Thereafter, this schedule (doxorubicin in the early morning and cisplatin in the late afternoon) has been used in studies on endometrial and bladder cancer patients, with considerable success (reviewed in (Kobayashi, et al. 2002)). Similar success was achieved in patients with metastatic renal cell carcinoma receiving fluorodeoxyuridine (FUDR) when delivered by a circadian-modified infusion schedule, in which 68% of the daily dose was administered between 15:00h and 21:00h, compared to continuous infusion (Hrushesky, et al. 1990) As mentioned earlier, a study of chronomodulated infusion (administered to coincide with relevant circadian rhythms) of oxaliplatin, fluorouracil, and folinic acid compared with a constant-rate infusion method demonstrated that chronotherapy was significantly less toxic and more effective than constant-rate infusion in patients with metastatic colorectal cancer (Levi et al. 1997). While no studies on the use of chronomodulation in hormone and chemotherapy in CaP patients have been reported, the above studies in ovarian, endometrial, bladder, renal and colorectal cancer patients suggest that the use of chronomodulation in CaP patients may yield considerable benefit as well.
CONCLUSION
This review concisely describes current knowledge of the mechanisms by which the circadian clock interacts with AR signaling pathway. While in normal individuals, the clock genes, especially Per1/per2 and Bmal1 were expressed in a circadian rhythmic manner, this rhythmicity was lost in CaP patients, while the neurohormone melatonin, which can regulate Bmal1 levels, restored circadian function. We provide evidence that melatonin reduced cytotoxicity in individuals receiving chemo- and hormonal therapy, and sensitized patients to LHRH agonists.
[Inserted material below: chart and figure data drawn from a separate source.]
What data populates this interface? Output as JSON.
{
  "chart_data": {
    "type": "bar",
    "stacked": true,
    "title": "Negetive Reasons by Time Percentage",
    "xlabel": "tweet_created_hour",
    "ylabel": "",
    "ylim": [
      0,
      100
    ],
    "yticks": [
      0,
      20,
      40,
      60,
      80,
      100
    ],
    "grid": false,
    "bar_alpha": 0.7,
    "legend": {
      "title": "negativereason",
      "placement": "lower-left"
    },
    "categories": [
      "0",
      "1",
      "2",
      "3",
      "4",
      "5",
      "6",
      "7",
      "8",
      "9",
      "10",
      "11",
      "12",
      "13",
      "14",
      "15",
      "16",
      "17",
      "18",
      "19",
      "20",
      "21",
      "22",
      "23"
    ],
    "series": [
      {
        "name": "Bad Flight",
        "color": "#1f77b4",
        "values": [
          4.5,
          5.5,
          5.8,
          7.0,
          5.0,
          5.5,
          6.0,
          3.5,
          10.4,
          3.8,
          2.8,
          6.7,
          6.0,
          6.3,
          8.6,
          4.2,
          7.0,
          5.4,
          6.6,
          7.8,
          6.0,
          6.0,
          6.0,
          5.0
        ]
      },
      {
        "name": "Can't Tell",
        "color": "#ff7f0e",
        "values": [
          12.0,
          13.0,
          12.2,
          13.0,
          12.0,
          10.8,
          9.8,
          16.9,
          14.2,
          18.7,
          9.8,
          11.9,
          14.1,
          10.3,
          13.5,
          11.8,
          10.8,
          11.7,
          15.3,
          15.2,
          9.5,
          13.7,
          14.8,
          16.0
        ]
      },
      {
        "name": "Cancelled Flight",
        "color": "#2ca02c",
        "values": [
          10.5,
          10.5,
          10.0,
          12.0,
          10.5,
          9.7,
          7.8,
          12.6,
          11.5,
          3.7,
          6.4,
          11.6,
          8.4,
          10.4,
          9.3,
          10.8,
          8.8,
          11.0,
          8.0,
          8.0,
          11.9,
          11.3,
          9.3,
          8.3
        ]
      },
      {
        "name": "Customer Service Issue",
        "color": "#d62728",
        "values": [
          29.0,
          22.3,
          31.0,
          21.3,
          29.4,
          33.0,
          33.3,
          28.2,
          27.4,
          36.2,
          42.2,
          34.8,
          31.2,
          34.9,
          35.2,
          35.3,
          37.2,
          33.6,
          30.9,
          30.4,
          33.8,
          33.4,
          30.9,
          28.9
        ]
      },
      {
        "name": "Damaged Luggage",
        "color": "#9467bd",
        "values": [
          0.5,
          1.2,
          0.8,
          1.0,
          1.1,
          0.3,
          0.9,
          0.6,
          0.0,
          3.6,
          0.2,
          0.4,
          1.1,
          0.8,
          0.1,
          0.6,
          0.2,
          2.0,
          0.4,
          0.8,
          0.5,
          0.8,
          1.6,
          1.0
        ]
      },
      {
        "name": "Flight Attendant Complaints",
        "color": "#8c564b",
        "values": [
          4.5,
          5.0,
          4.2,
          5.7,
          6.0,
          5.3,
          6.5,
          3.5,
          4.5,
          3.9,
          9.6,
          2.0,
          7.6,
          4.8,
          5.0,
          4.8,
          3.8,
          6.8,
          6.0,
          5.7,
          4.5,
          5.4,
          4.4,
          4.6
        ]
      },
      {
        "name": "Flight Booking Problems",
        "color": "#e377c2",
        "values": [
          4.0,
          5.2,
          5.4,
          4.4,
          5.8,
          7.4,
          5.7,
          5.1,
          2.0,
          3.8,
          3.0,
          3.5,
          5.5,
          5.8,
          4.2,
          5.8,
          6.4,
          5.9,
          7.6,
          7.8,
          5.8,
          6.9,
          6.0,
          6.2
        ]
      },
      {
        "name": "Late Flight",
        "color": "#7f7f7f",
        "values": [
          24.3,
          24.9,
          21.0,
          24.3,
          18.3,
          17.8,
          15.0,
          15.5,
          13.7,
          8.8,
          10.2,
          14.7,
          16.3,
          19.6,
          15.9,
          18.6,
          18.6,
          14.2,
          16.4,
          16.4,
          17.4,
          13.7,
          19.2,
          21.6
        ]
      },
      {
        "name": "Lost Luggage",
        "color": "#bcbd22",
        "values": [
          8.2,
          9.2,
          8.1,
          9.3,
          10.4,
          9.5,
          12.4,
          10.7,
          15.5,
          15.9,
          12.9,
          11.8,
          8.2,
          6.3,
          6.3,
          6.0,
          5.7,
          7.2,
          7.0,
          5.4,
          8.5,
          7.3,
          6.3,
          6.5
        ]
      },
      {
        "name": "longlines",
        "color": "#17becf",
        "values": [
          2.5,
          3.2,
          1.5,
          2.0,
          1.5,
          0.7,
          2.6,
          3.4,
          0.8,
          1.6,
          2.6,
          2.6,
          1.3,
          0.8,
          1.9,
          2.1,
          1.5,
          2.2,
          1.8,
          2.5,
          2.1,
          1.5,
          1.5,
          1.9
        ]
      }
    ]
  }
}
A recent study suggests that chronomodulation of radiation therapy benefit CaP patients receiving radiotherapy in the morning compared to those receiving the treatment in the evening. Given the success of chronomodulation in the treatment of other cancers with chemotherapy, the studies references here hypothesize an improvement in outcome and a reduction in toxicity if CaP patients were to be tested for chronodependence in chemo- and hormonal therapy.
Acknowledgments
FUNDING:
This work was supported by a Biomedical Laboratory Research & Development (BLRD) Merit Award (I01BX000400, PMG) from the Department of Veterans Affairs, and by Award R01CA185509 (PMG) from the National Institutes of Health.
Footnotes
DECLARATION OF INTEREST
The authors declare no conflict of interest. The work reported here does not represent the views or opinions of the Department of Veteran Affairs or the United States Government.